While it might be terrifying to think your customers know everything about your processes, there’s an argument for embracing the move towards customer empowerment. This is absolutely crucial to loyalty, says Alex Cheatle, chief executive of lifestyle concierge and loyalty solutions provider Ten Group.
“There is simply no such thing as a customer for life anymore; customer loyalty needs to be earned. Companies must show that they understand their customers and are responding to them as individuals,” he says. “A luxury clothing brand can’t just give away a pair of cufflinks with a shirt; they need to give the customer tickets to the opera – because they know they like opera – in a city they visit regularly.”
The customer isn’t just a buyer of a product, says Mr Cheatle, “Car manufacturers such as Maserati don’t just stick extras on their cars, they think around the issue and provide benefits that are perhaps unrelated to motoring, but are tailored to the person who is buying the car.
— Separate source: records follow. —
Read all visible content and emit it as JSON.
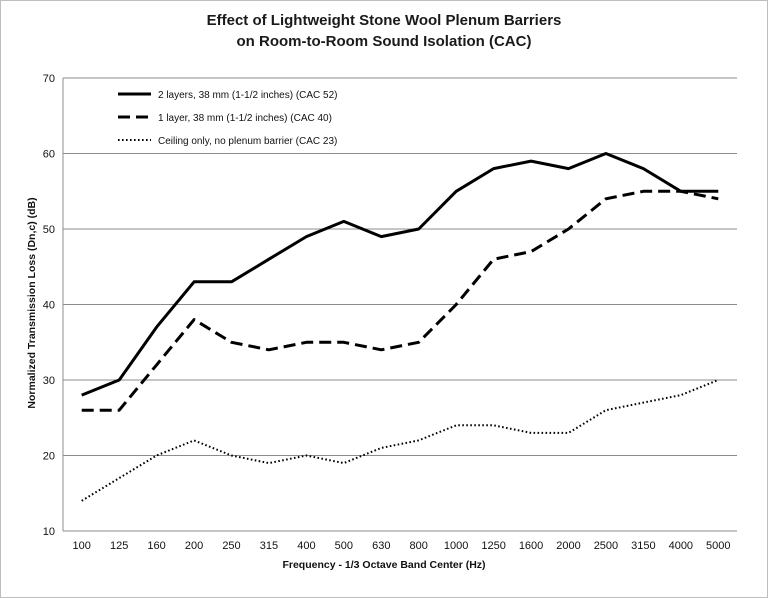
{
  "chart_data": {
    "type": "line",
    "title_line1": "Effect of Lightweight Stone Wool Plenum Barriers",
    "title_line2": "on Room-to-Room Sound Isolation (CAC)",
    "xlabel": "Frequency - 1/3 Octave Band Center (Hz)",
    "ylabel": "Normalized Transmission Loss (Dn,c) (dB)",
    "ylim": [
      10,
      70
    ],
    "yticks": [
      10,
      20,
      30,
      40,
      50,
      60,
      70
    ],
    "grid": true,
    "legend_position": "top-left",
    "categories": [
      "100",
      "125",
      "160",
      "200",
      "250",
      "315",
      "400",
      "500",
      "630",
      "800",
      "1000",
      "1250",
      "1600",
      "2000",
      "2500",
      "3150",
      "4000",
      "5000"
    ],
    "series": [
      {
        "name": "2 layers, 38 mm (1-1/2 inches) (CAC 52)",
        "style": "solid",
        "color": "#000000",
        "values": [
          28,
          30,
          37,
          43,
          43,
          46,
          49,
          51,
          49,
          50,
          55,
          58,
          59,
          58,
          60,
          58,
          55,
          55
        ]
      },
      {
        "name": "1 layer, 38 mm (1-1/2 inches) (CAC 40)",
        "style": "dashed",
        "color": "#000000",
        "values": [
          26,
          26,
          32,
          38,
          35,
          34,
          35,
          35,
          34,
          35,
          40,
          46,
          47,
          50,
          54,
          55,
          55,
          54
        ]
      },
      {
        "name": "Ceiling only, no plenum barrier (CAC 23)",
        "style": "dotted",
        "color": "#000000",
        "values": [
          14,
          17,
          20,
          22,
          20,
          19,
          20,
          19,
          21,
          22,
          24,
          24,
          23,
          23,
          26,
          27,
          28,
          30
        ]
      }
    ]
  }
}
Banks will no longer just offer travel insurance or Avios [reward currency] – customers have no patience with poring over small print or jumping through endless hoops for fulfillment.
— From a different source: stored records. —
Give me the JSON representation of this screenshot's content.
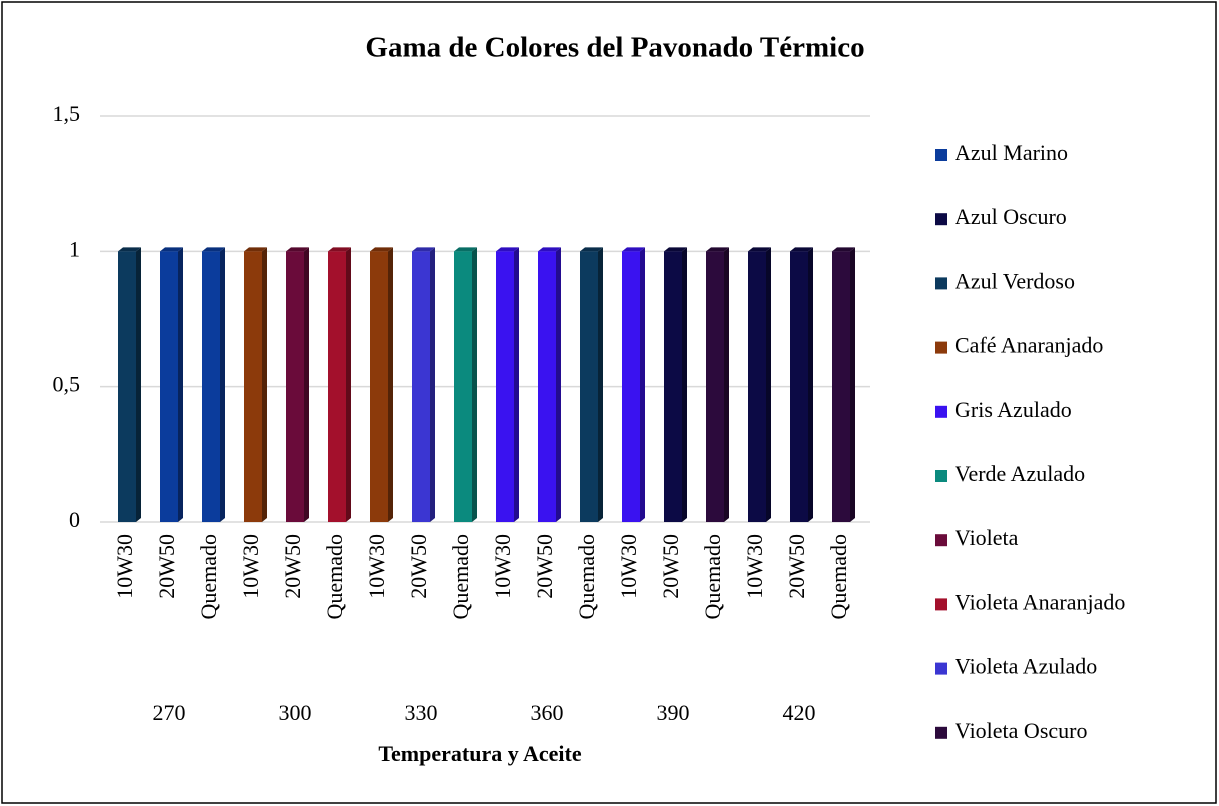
{
  "chart_data": {
    "type": "bar",
    "title": "Gama de Colores del Pavonado Térmico",
    "x_label": "Temperatura y Aceite",
    "categories": [
      "10W30",
      "20W50",
      "Quemado",
      "10W30",
      "20W50",
      "Quemado",
      "10W30",
      "20W50",
      "Quemado",
      "10W30",
      "20W50",
      "Quemado",
      "10W30",
      "20W50",
      "Quemado",
      "10W30",
      "20W50",
      "Quemado"
    ],
    "groups": [
      "270",
      "300",
      "330",
      "360",
      "390",
      "420"
    ],
    "series": [
      {
        "name": "Azul Marino",
        "color": "#0b3c9c",
        "values": [
          null,
          1,
          1,
          null,
          null,
          null,
          null,
          null,
          null,
          null,
          null,
          null,
          null,
          null,
          null,
          null,
          null,
          null
        ]
      },
      {
        "name": "Azul Oscuro",
        "color": "#0c0a45",
        "values": [
          null,
          null,
          null,
          null,
          null,
          null,
          null,
          null,
          null,
          null,
          null,
          null,
          null,
          1,
          null,
          1,
          1,
          null
        ]
      },
      {
        "name": "Azul Verdoso",
        "color": "#0c3a5e",
        "values": [
          1,
          null,
          null,
          null,
          null,
          null,
          null,
          null,
          null,
          null,
          null,
          1,
          null,
          null,
          null,
          null,
          null,
          null
        ]
      },
      {
        "name": "Café Anaranjado",
        "color": "#8c3a0b",
        "values": [
          null,
          null,
          null,
          1,
          null,
          null,
          1,
          null,
          null,
          null,
          null,
          null,
          null,
          null,
          null,
          null,
          null,
          null
        ]
      },
      {
        "name": "Gris Azulado",
        "color": "#3a12f0",
        "values": [
          null,
          null,
          null,
          null,
          null,
          null,
          null,
          null,
          null,
          1,
          1,
          null,
          1,
          null,
          null,
          null,
          null,
          null
        ]
      },
      {
        "name": "Verde Azulado",
        "color": "#0b8a7e",
        "values": [
          null,
          null,
          null,
          null,
          null,
          null,
          null,
          null,
          1,
          null,
          null,
          null,
          null,
          null,
          null,
          null,
          null,
          null
        ]
      },
      {
        "name": "Violeta",
        "color": "#6a0b3a",
        "values": [
          null,
          null,
          null,
          null,
          1,
          null,
          null,
          null,
          null,
          null,
          null,
          null,
          null,
          null,
          null,
          null,
          null,
          null
        ]
      },
      {
        "name": "Violeta Anaranjado",
        "color": "#a3102c",
        "values": [
          null,
          null,
          null,
          null,
          null,
          1,
          null,
          null,
          null,
          null,
          null,
          null,
          null,
          null,
          null,
          null,
          null,
          null
        ]
      },
      {
        "name": "Violeta Azulado",
        "color": "#3b36d2",
        "values": [
          null,
          null,
          null,
          null,
          null,
          null,
          null,
          1,
          null,
          null,
          null,
          null,
          null,
          null,
          null,
          null,
          null,
          null
        ]
      },
      {
        "name": "Violeta Oscuro",
        "color": "#2c0a3c",
        "values": [
          null,
          null,
          null,
          null,
          null,
          null,
          null,
          null,
          null,
          null,
          null,
          null,
          null,
          null,
          1,
          null,
          null,
          1
        ]
      }
    ],
    "ylim": [
      0,
      1.5
    ],
    "yticks": [
      0,
      {
        "value": 0.5,
        "label": "0,5"
      },
      1,
      {
        "value": 1.5,
        "label": "1,5"
      }
    ],
    "grid": true,
    "legend": "right"
  }
}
“Programmes such as Thank You from Coutts offer curated opportunities selected and tailored to their account holders. The customer needs to feel in charge of the benefits they receive and companies must use benefits to show how well they understand the individuals they are doing business with.”
KEY TRENDS
A report from Forrester, entitled Navigate the Future of Customer Service in 2014, outlines a number of key trends. Customers now demand an omnichannel service. They want to start an interaction in one channel and complete it in another. The report says today’s customer is beginning to adopt a “mobile-first” mindset. Companies are starting to move away from duplicating their web presence for mobile and instead are looking at the right usage scenarios to add value to customers in a mobile environment. There is now a tendency towards a more focused user experience that allows tasks to be accomplished efficiently.
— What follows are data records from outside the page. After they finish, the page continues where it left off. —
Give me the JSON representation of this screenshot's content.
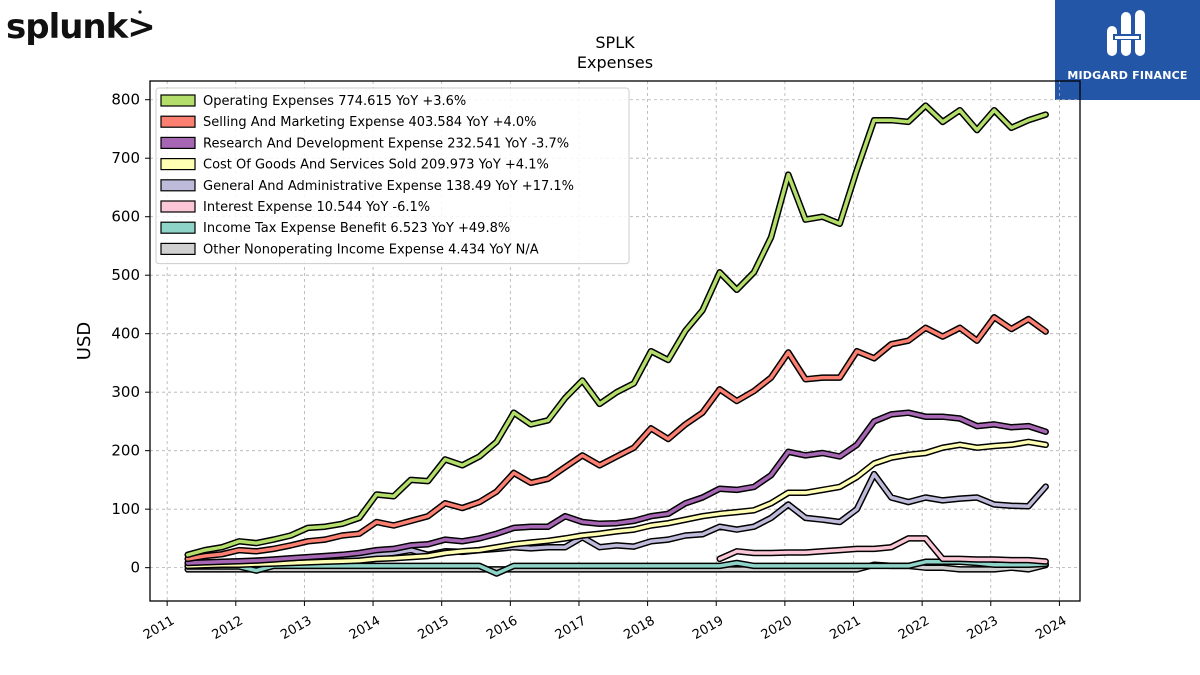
{
  "brand": {
    "left_logo_text": "splunk>",
    "right_logo_text": "MIDGARD FINANCE",
    "right_logo_bg": "#2456a8"
  },
  "chart_data": {
    "type": "line",
    "title": "SPLK",
    "subtitle": "Expenses",
    "xlabel": "",
    "ylabel": "USD",
    "xlim": [
      2010.75,
      2024.3
    ],
    "ylim": [
      -57,
      832
    ],
    "grid": true,
    "legend_position": "top-left",
    "x_ticks": [
      "2011",
      "2012",
      "2013",
      "2014",
      "2015",
      "2016",
      "2017",
      "2018",
      "2019",
      "2020",
      "2021",
      "2022",
      "2023",
      "2024"
    ],
    "y_ticks": [
      "0",
      "100",
      "200",
      "300",
      "400",
      "500",
      "600",
      "700",
      "800"
    ],
    "x": [
      2011.3,
      2011.55,
      2011.8,
      2012.05,
      2012.3,
      2012.55,
      2012.8,
      2013.05,
      2013.3,
      2013.55,
      2013.8,
      2014.05,
      2014.3,
      2014.55,
      2014.8,
      2015.05,
      2015.3,
      2015.55,
      2015.8,
      2016.05,
      2016.3,
      2016.55,
      2016.8,
      2017.05,
      2017.3,
      2017.55,
      2017.8,
      2018.05,
      2018.3,
      2018.55,
      2018.8,
      2019.05,
      2019.3,
      2019.55,
      2019.8,
      2020.05,
      2020.3,
      2020.55,
      2020.8,
      2021.05,
      2021.3,
      2021.55,
      2021.8,
      2022.05,
      2022.3,
      2022.55,
      2022.8,
      2023.05,
      2023.3,
      2023.55,
      2023.8
    ],
    "series": [
      {
        "name": "Other Nonoperating Income Expense",
        "label": "Other Nonoperating Income Expense  4.434 YoY N/A",
        "color": "#d0d0d0",
        "values": [
          -3,
          -3,
          -3,
          -3,
          -3,
          -3,
          -3,
          -3,
          -3,
          -3,
          -3,
          -3,
          -3,
          -3,
          -3,
          -3,
          -3,
          -3,
          -3,
          -3,
          -3,
          -3,
          -3,
          -3,
          -3,
          -3,
          -3,
          -3,
          -3,
          -3,
          -3,
          -3,
          -3,
          -3,
          -3,
          -3,
          -3,
          -3,
          -3,
          -3,
          5,
          3,
          3,
          0,
          0,
          -3,
          -3,
          -3,
          0,
          -3,
          4.4
        ]
      },
      {
        "name": "Income Tax Expense Benefit",
        "label": "Income Tax Expense Benefit  6.523 YoY +49.8%",
        "color": "#8dd3c7",
        "values": [
          2,
          2,
          2,
          2,
          -5,
          3,
          3,
          3,
          3,
          3,
          3,
          3,
          3,
          3,
          3,
          3,
          3,
          3,
          -10,
          3,
          3,
          3,
          3,
          3,
          3,
          3,
          3,
          3,
          3,
          3,
          3,
          3,
          8,
          3,
          3,
          3,
          3,
          3,
          3,
          3,
          3,
          3,
          3,
          10,
          10,
          10,
          8,
          5,
          5,
          5,
          6.5
        ]
      },
      {
        "name": "Interest Expense",
        "label": "Interest Expense  10.544 YoY -6.1%",
        "color": "#fbc6d6",
        "values": [
          null,
          null,
          null,
          null,
          null,
          null,
          null,
          null,
          null,
          null,
          null,
          null,
          null,
          null,
          null,
          null,
          null,
          null,
          null,
          null,
          null,
          null,
          null,
          null,
          null,
          null,
          null,
          null,
          null,
          null,
          null,
          15,
          28,
          25,
          25,
          26,
          26,
          28,
          30,
          32,
          32,
          35,
          50,
          50,
          15,
          15,
          14,
          14,
          13,
          13,
          10.5
        ]
      },
      {
        "name": "General And Administrative Expense",
        "label": "General And Administrative Expense  138.49 YoY +17.1%",
        "color": "#bebada",
        "values": [
          8,
          8,
          9,
          10,
          12,
          13,
          14,
          16,
          17,
          17,
          18,
          22,
          25,
          30,
          22,
          28,
          27,
          30,
          32,
          35,
          33,
          35,
          35,
          52,
          35,
          38,
          36,
          45,
          48,
          55,
          57,
          70,
          65,
          70,
          85,
          108,
          85,
          82,
          78,
          100,
          160,
          120,
          112,
          120,
          115,
          118,
          120,
          108,
          106,
          105,
          138.5
        ]
      },
      {
        "name": "Cost Of Goods And Services Sold",
        "label": "Cost Of Goods And Services Sold  209.973 YoY +4.1%",
        "color": "#ffffb3",
        "values": [
          3,
          4,
          5,
          5,
          6,
          7,
          8,
          9,
          10,
          11,
          12,
          15,
          16,
          18,
          20,
          25,
          28,
          30,
          35,
          40,
          43,
          46,
          50,
          55,
          58,
          62,
          65,
          72,
          76,
          82,
          88,
          92,
          95,
          98,
          110,
          128,
          128,
          133,
          138,
          155,
          178,
          188,
          193,
          196,
          205,
          210,
          205,
          208,
          210,
          215,
          210
        ]
      },
      {
        "name": "Research And Development Expense",
        "label": "Research And Development Expense  232.541 YoY -3.7%",
        "color": "#a666b4",
        "values": [
          8,
          9,
          10,
          11,
          12,
          14,
          16,
          18,
          20,
          22,
          25,
          30,
          32,
          38,
          40,
          48,
          45,
          50,
          58,
          68,
          70,
          70,
          88,
          78,
          75,
          76,
          80,
          88,
          92,
          110,
          120,
          135,
          133,
          138,
          158,
          198,
          192,
          196,
          190,
          210,
          250,
          262,
          265,
          258,
          258,
          255,
          242,
          245,
          240,
          242,
          232.5
        ]
      },
      {
        "name": "Selling And Marketing Expense",
        "label": "Selling And Marketing Expense  403.584 YoY +4.0%",
        "color": "#fb8072",
        "values": [
          15,
          20,
          23,
          30,
          28,
          32,
          38,
          45,
          48,
          55,
          58,
          78,
          72,
          80,
          88,
          110,
          102,
          112,
          130,
          162,
          145,
          152,
          172,
          192,
          175,
          190,
          205,
          238,
          220,
          245,
          265,
          305,
          285,
          302,
          325,
          368,
          322,
          325,
          325,
          370,
          358,
          382,
          388,
          410,
          395,
          410,
          388,
          428,
          408,
          425,
          403.6
        ]
      },
      {
        "name": "Operating Expenses",
        "label": "Operating Expenses  774.615 YoY +3.6%",
        "color": "#b3de69",
        "values": [
          22,
          30,
          35,
          45,
          42,
          48,
          55,
          68,
          70,
          75,
          85,
          125,
          122,
          150,
          148,
          185,
          175,
          190,
          215,
          265,
          245,
          252,
          290,
          320,
          280,
          300,
          315,
          370,
          355,
          405,
          440,
          505,
          475,
          505,
          565,
          672,
          595,
          600,
          588,
          680,
          765,
          765,
          762,
          790,
          762,
          782,
          748,
          782,
          752,
          765,
          774.6
        ]
      }
    ]
  }
}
Customer service is the next brand differential, and by 2020 will overtake price and product
Customers 2020, a report from US customer intelligence consulting firm Walker, looks at the customer experience industry of the future. The report claims customer service is the next brand differential, and by 2020 will overtake price and product.
The report says to be relevant in 2020, companies must focus on leveraging data to create a single source of truth and make customer intelligence accessible. It says: “Companies must consider ‘insight generation’ as a sales enablement function.” It also predicts the likelihood of more companies having “chief customer champions”, serving one purpose, “to create an unrelenting focus on the customer”. Data is being used to reach out proactively to customers in the form of invitations to chat and take part in tutorials. In addition it is being used innovatively to develop post-purchase engagement.
Forrester’s The Business Impact of Customer Experience, 2014 report looks at the link between customer experience and consumers’ loyalty to a company. Unsurprisingly, the correlation is high. And the business case is strong. The research shows loyalty-based revenue benefit for a firm going from a below-average customer experience index score for its industry to above-average, ranged from $55 million for consumer internet service providers to $1.6 billion for wireless providers.
And then there’s personalisation. There’s certainly a move towards the individualisation of the consumer process. Companies are increasingly using predictive analytics to up and cross-sell to consumers based on their individual buying and browsing habits. It’s no longer just about knowing the customer’s name; it’s now about making sure offers are bespoke.
NEW ADVISERS
A 2013 IBM study, The Customer-Activated Enterprise, says that customers are the “new” business advisers, claiming that 90 per cent of senior leaders expected extensive collaboration with customers within the next five years. More than half (54 per cent) of chief executives said customers now have a considerable influence on their enterprises and, crucially, the outperformers are 24 per cent more likely than underperformers to have given the customer a prime seat at the boardroom table.
The report highlights that in the first IBM study of this kind, released in 2004, chief executives ranked their own customers as sixth on the list of all market factors they believed would drive the most change in their organisations. What we see today is a very different story, where empowered customers now lead the agenda.